もしもこんなシーンに出くわしたら?
今回は<上の写真>を見ながら、子どもが遊んでいるシーンを一緒に想像することからスタートしたいと思います。私が今想像している子どもの姿は、崖を飛び跳ねている子どもたちです。
もろくて崩れやすい、海岸沿いにある崖。その崖を子どもたちは無我夢中で跳んでいます。
その崖は、海岸からは高さ5メートルほど。しかも、雨や風で崩れてしまうほどに脆い。そんな場所を飛び跳ねている子どもがいるとしたら…皆さんはどうするでしょうか?
保育者がとるべき行動は?
きっと、保育士の皆さんなら止めますよね。実際、私も子どもたちに止めるように声を掛けました。すると一人の5歳児の男の子が私に言ったのです。
「俺たちが跳んでいるところは大丈夫だけど、今真由美(先生)が立っているところは危ないからすぐどいた方がいいよ。」
「えっ?」
そう思った次の瞬間、崖の下の方で砂がさらさらと動き出したのです。慌てて後ろに下がった私は、驚いて子どもの顔を見ました。
「俺たちは、どこが崩れるか、崩れないか、知ってるよ。跳べる距離かそうでないかも知っている。だから安心して見ててよ!」
足元のがけが崩れていく瞬間を目撃していただけに、彼の言葉には説得力がありました。
子どもの状況把握力
私よりもこの村を知っている子どもたち。どこでどのような遊びができるのか。日々の経験や年長者の姿を見て知っているようでした。確かに、崖の中でも跳び幅はそれぞれ異なるし、そもそも跳ばずに砂や石で遊んでいる子どももいる。
“崖”という場所で、子どもたちは自分の好きな遊びを見つけ、それに夢中になっている姿がそこにはありました。
「子どもを信頼して遊ばせる」には?
今回のことをきっかけに、私たち保育者が「子どもを信頼する」ということの大切さを改めて考えてみました。そのためにはまず、一人ひとりの子どもがどんな遊びが好きで、どのようなことができて、得意なのか。今どんなことに興味を持っているのかを知る必要があります。

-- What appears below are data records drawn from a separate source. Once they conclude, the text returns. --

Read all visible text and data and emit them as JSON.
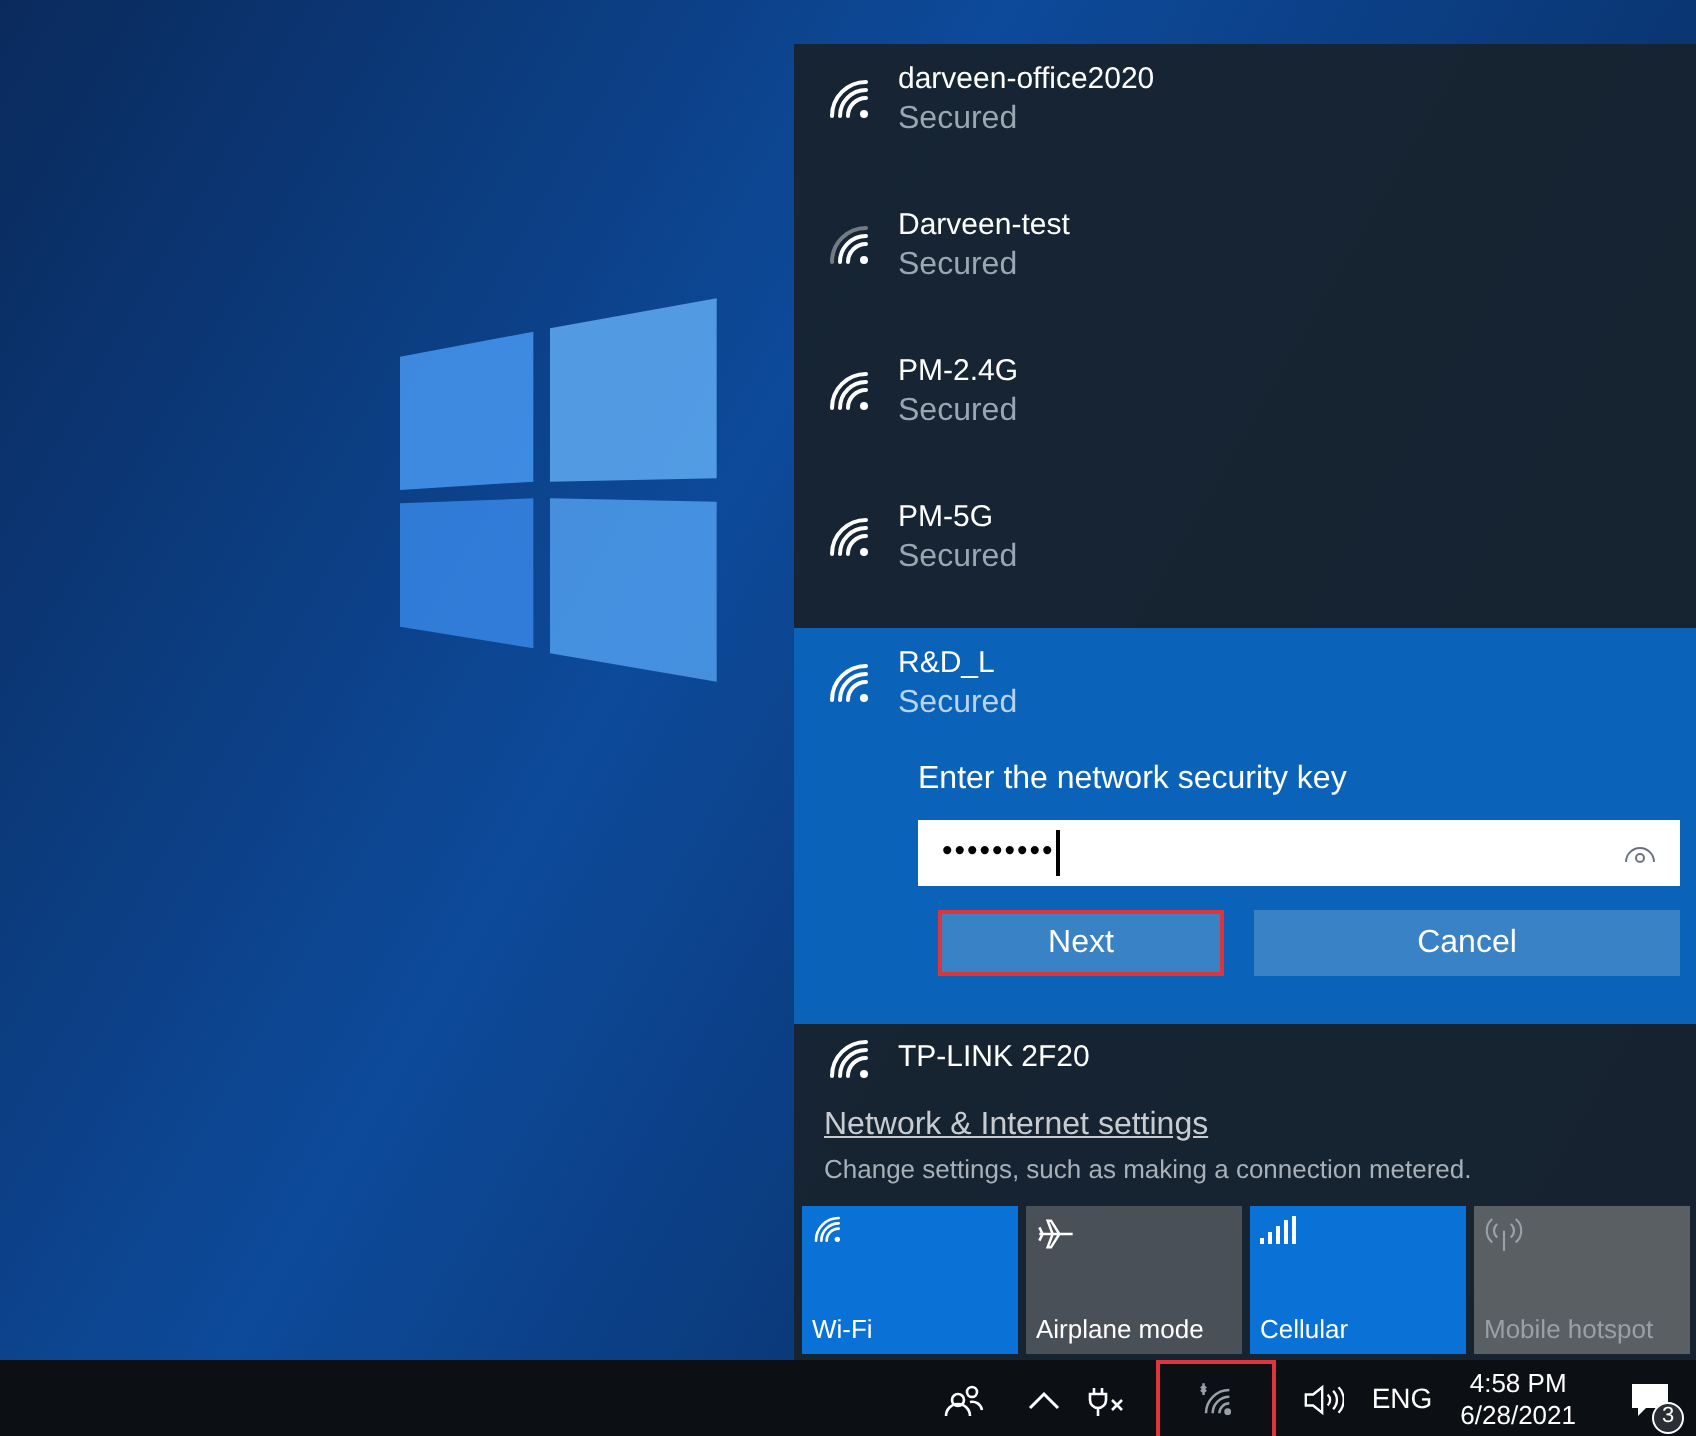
{
  "networks": [
    {
      "name": "darveen-office2020",
      "status": "Secured",
      "weak_signal": false
    },
    {
      "name": "Darveen-test",
      "status": "Secured",
      "weak_signal": true
    },
    {
      "name": "PM-2.4G",
      "status": "Secured",
      "weak_signal": false
    },
    {
      "name": "PM-5G",
      "status": "Secured",
      "weak_signal": false
    }
  ],
  "connecting": {
    "name": "R&D_L",
    "status": "Secured",
    "prompt": "Enter the network security key",
    "password": "•••••••••",
    "buttons": [
      {
        "label": "Next",
        "highlighted": true
      },
      {
        "label": "Cancel",
        "highlighted": false
      }
    ]
  },
  "next_network": {
    "name": "TP-LINK 2F20"
  },
  "settings": {
    "link": "Network & Internet settings",
    "description": "Change settings, such as making a connection metered."
  },
  "quick_actions": [
    {
      "kind": "wifi",
      "label": "Wi-Fi",
      "on": true,
      "disabled": false
    },
    {
      "kind": "airplane",
      "label": "Airplane mode",
      "on": false,
      "disabled": false
    },
    {
      "kind": "cellular",
      "label": "Cellular",
      "on": true,
      "disabled": false
    },
    {
      "kind": "hotspot",
      "label": "Mobile hotspot",
      "on": false,
      "disabled": true
    }
  ],
  "taskbar": {
    "network_highlighted": true,
    "language": "ENG",
    "time": "4:58 PM",
    "date": "6/28/2021",
    "notifications": "3"
  }
}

子どもは自分が今どんなことに興味を持ち、チャレンジしたいのかを知っている、私はそう思うのです。
- ジャングルジムのてっぺんまで登りたい
- 逆上がりがしたい
- ハサミを使って切り花を作りたい
- 木登りがしたい
- 水で虹が作りたい…
今回冒頭でお話ししたシーンでは、
「こんな高いところから飛び降りるの?」(私は心の中で心配になりました)
そう思っても「飛び降ることができる!」と思った時にしか、子どもは挑戦しようとはしません。近くに行っては何度も考え、今だ!!と思った時に力を振り絞るのです。
子どもが自分の力を信じるためには?
その力を子ども自身が感じ、発揮できるかどうかは、それまでの子どもの育ちが大きく関係しています。例えば、5歳になるまで一度もジャングルジムに登ったことがない子どもが急にてっぺんから飛び降りようとしていたとしたら、まずは登ること。
その高さになれることをしなければならないだろうし、飛び降りる勇気を持つ必要もあるでしょう。だからこそ、私たち保育士は、目の前にいる子どもを日々観察しておく必要があるのです。
私たち保育士は、彼らが大きなケガをしないようにそばで見守っている必要があります。そして、そのような環境を整えることが重要なのです。
例えば木登りをしている子どもが飛び降りようとした時、その下はコンクリートなのか、土なのかで怪我をするかもしれない危険度は変わってきます。
「この子は今、この高いところから飛び降りようとしているんだな」
そう気づいたら、ぜひその子どもがいつか飛び降りることを想定して、環境を設定してあげてください。下が固いコンクリートであれば、自分が受け止めてあげられる場所にいる、下にマットを敷くなど、子どもが怪我をしないように考えることも重要です。
改めて、私たち保育士の仕事は子どもの気持ちに寄り添って「環境を整える」ということなのですから。